Daryl Kevin "Razor" Reaugh (pronounced "Ray") (born February 13, 1965) is a retired professional ice hockey goaltender and now a broadcaster for the Dallas Stars of the National Hockey League (NHL), NHL on NBC and Hockey Night in Canada. He played 27 games in the NHL for the Edmonton Oilers and Hartford Whalers between 1985 and 1991.

Biography

Playing career
Reaugh played for the Kamloops Blazers of the Western Hockey League where he was an All-Star goaltender. In the 1984 NHL Entry Draft the Edmonton Oilers selected Reaugh with the 42nd pick. He played a handful of games with the Oilers, but spent the majority of his six years in the organization in the American Hockey League. He does have a Stanley Cup ring, and is on the 1988 Edmonton Oilers team pictures, but Edmonton chose not to include his name on the Cup, even though he dressed for 60 regular season games, playing only 6 of them. Reaugh played in Finland's SM-liiga during the 1988–89 season.

Reaugh joined the Hartford Whalers in 1990 and played over 1000 minutes, posting a 7–7–1 record and a 3.15 goals against average. His season was cut short after an injury sustained in his 20th appearance. While playing a puck in net, a skate from one of the other players on the ice ran over Reaugh's glove, severely cutting his hand.
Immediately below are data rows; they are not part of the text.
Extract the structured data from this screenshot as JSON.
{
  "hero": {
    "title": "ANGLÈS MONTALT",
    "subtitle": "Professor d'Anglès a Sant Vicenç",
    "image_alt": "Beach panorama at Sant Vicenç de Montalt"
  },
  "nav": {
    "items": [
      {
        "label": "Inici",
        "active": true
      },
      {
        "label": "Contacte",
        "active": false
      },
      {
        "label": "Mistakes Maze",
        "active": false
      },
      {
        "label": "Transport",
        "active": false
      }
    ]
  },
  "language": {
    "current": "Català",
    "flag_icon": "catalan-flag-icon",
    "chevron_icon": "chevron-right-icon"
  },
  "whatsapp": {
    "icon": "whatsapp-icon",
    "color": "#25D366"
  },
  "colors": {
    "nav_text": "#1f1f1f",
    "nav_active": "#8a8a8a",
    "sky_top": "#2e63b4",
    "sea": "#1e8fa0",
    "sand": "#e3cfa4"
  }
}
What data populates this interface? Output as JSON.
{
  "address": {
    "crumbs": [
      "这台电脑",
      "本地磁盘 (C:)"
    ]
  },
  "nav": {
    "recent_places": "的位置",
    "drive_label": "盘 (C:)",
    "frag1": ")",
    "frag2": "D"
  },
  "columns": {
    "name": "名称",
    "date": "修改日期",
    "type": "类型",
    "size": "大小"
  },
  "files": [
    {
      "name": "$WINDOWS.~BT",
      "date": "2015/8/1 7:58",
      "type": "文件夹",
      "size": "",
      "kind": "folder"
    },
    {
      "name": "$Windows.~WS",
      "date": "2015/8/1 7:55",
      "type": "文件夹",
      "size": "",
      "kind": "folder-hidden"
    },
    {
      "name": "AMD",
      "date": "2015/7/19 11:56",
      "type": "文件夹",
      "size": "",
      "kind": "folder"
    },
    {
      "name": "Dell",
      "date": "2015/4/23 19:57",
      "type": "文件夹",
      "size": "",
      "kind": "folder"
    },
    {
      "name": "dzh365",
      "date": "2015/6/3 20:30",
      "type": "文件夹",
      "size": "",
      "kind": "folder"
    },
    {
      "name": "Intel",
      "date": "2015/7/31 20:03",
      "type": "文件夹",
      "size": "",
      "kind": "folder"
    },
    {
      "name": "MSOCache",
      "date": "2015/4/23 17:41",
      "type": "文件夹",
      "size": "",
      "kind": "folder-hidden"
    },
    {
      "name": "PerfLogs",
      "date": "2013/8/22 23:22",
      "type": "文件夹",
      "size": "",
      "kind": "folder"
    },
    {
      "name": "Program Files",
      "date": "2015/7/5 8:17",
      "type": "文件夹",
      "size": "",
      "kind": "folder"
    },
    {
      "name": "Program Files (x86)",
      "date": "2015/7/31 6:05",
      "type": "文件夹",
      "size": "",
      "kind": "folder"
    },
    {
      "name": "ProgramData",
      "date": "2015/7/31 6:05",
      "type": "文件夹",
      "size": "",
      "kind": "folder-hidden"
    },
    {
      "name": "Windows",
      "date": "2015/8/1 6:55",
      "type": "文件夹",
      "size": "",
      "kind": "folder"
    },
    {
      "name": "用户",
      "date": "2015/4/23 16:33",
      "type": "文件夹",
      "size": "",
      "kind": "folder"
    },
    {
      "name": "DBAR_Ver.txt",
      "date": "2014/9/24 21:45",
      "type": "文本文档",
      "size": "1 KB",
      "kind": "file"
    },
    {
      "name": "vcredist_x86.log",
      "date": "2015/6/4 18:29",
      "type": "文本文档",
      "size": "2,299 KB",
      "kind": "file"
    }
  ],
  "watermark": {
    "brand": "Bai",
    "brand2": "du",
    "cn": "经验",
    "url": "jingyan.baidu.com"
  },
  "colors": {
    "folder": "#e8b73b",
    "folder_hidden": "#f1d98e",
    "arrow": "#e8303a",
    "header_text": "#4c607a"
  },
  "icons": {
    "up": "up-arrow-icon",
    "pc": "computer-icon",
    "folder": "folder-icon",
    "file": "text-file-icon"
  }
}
A hamstring injury would make the 1993–94 season with the Dayton Bombers of the ECHL his last, cutting his promising career short at the age of 28.

Broadcasting
Prior to his work with the Stars, Reaugh first appeared as a regular in 1991 on the American Hockey League-produced weekly series Rinkside, partnered with fellow goaltender Jim Ralph, and was also a color commentator for the Hartford Whalers during the 1995–96 NHL season. Reaugh has also done work with ABC, ESPN, Fox, Versus, and NBC broadcasts of regular season and playoff NHL games, and provided the color commentary in the EA Sports video games NHL '98 and NHL '99.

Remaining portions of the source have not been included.